Et ces violentes réjouissances ont de violentes conséquences
Elle parvient à le regarder, son visage concentrant un tourbillon de rage soudaine viscérale,

emportant son corps tout entier dans la lave subconsciente lui brulant l’âme, de ses tripes jusqu’à son cœur. Cette intense colère en elle siphonne son esprit jusqu’au goulot de la parole, et marque chacune des syllabes qui en sort :

« Par la main la plus froide et mécanique,
Je vais avoir une telle vengeance su toi.
Les choses que je vais te faire, ce qu’elles sont je ne le sais pas encore,
Mais elles seront les terreurs sur Terre ».

Alors elle agrippe le long couteau de cuisine contre sa main et se rue sur lui jusqu’à lui enfoncer dans son cœur, à travers sa nerveuse chaire et sa cage thoracique. Le regard qu’il lui offre en retour est celui de l’incompréhension, celui d’un homme vide de sens, incapable de faire le bien. Il n’arrive pas à comprendre. Sa main se porte à son cœur et il se rend compte qu’une grande plaie laisse couler une cascade sanguine. Son étonnement est de courte durée, sa vision devient opaque alors que des points noirs lui masquent progressivement le visage de la vengeance. Son souffle s’amenuise et il s’effondre violemment sur le sol.

Sans retour.

Effrayée et sous le choc, elle cherche à s’échapper coûte que coûte de cette vision d’horreur et ouvre avec fracas la porte de leur appartement. Les marches semblent danser sous ses pieds alors qu’elle fonce vers l’air frais, le souffle court et la tête tournoyante. Elle pousse de force la lourde porte métallique de l’entrée de l’immeuble et inspire bruyamment l’air urbain, jusqu’à emplir ses poumons avant la suffocation.

Et alors qu’elle s’effondre à genoux en plein milieu de cette ruelle qui ne veut plus d’elle, retentissent les sirènes lointaines, accompagnées de lueurs bleues éclairant la pénombre. Dans le chemin de croix, un calvaire succède toujours à un autre calvaire. Elle lâche le couteau, qui s’abat sur le sol d’un bruit métallique, et lève les yeux au ciel, laissant la pluie purifier son visage tuméfié et ensanglanté.

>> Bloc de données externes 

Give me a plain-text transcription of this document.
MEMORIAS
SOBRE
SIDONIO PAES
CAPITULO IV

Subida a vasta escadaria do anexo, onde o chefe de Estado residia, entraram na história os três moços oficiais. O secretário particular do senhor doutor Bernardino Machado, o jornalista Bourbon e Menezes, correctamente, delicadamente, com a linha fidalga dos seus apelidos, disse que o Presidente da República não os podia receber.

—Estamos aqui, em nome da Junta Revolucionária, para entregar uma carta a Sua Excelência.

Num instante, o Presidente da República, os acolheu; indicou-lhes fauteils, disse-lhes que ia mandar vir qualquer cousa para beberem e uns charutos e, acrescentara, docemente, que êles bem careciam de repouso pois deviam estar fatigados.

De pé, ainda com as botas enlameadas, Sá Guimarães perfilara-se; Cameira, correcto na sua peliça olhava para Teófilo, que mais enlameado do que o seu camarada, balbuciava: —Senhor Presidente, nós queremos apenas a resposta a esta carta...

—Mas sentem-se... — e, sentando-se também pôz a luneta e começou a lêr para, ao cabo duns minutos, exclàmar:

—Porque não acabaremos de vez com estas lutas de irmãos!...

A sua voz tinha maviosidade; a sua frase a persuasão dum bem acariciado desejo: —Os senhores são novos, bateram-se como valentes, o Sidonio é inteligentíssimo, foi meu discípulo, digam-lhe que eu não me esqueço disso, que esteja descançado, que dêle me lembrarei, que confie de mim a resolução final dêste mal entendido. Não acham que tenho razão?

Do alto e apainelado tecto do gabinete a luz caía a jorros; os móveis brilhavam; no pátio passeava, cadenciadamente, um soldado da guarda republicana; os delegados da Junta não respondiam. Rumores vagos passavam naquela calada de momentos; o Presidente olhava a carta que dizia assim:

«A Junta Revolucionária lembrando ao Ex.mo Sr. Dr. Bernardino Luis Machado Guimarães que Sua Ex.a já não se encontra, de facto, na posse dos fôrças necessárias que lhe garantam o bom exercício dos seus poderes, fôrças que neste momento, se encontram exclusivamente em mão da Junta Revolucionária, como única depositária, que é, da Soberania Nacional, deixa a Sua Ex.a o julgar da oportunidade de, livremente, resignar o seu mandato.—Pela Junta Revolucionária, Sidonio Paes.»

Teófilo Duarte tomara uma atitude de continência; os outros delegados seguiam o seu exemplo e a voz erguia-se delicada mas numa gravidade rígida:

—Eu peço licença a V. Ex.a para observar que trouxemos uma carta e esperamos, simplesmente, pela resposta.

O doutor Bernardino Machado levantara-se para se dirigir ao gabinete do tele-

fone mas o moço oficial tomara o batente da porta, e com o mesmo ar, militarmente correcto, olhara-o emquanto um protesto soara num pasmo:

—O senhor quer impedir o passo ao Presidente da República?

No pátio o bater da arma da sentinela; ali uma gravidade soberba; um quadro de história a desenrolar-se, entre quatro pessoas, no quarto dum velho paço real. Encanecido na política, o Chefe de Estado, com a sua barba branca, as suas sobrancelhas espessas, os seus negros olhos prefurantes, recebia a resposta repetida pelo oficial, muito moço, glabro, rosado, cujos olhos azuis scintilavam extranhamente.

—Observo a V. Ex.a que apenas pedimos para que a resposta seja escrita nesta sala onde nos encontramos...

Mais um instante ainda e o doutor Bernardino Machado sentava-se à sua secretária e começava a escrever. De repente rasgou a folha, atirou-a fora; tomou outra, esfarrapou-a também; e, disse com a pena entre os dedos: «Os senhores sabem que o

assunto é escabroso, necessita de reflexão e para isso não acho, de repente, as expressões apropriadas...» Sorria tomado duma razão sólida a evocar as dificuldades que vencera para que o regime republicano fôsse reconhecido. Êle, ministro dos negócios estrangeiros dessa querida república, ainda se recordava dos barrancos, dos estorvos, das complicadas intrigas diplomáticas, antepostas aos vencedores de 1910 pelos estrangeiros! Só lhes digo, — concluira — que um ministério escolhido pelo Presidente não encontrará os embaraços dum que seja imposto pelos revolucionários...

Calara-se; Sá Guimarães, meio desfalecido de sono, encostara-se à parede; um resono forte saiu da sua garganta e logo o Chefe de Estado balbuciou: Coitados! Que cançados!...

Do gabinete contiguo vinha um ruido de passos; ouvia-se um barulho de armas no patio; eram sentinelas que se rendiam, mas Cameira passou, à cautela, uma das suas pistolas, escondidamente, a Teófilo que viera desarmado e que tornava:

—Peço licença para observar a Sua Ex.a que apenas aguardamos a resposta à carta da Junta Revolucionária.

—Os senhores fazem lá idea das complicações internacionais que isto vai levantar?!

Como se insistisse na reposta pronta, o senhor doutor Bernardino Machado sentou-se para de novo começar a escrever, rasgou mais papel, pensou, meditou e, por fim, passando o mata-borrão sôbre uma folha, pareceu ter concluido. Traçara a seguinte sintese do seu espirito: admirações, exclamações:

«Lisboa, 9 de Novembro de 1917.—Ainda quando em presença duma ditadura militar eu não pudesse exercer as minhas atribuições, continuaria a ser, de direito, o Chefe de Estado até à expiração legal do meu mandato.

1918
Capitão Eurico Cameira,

Il a fait d’elle une meurtrière, il a torturé un corps et mis au supplice une âme, jusqu’à en faire une personne capable de tuer. Il a mis à nu l’instinct de survie, jusqu’à la mort ou la mort. Voilà, il a réduit une existence jusqu’à n’avoir plus qu’à devoir choisir entre la mort ou la mort. Et la mort a tranché. La mort a triomphé de la mort dans ce match à mort. Et cette fois, l’homme monstrueux a été défait. Cette fois. Car cette année même, l’homme a battu la mort et a tué la femme 149 fois de trop.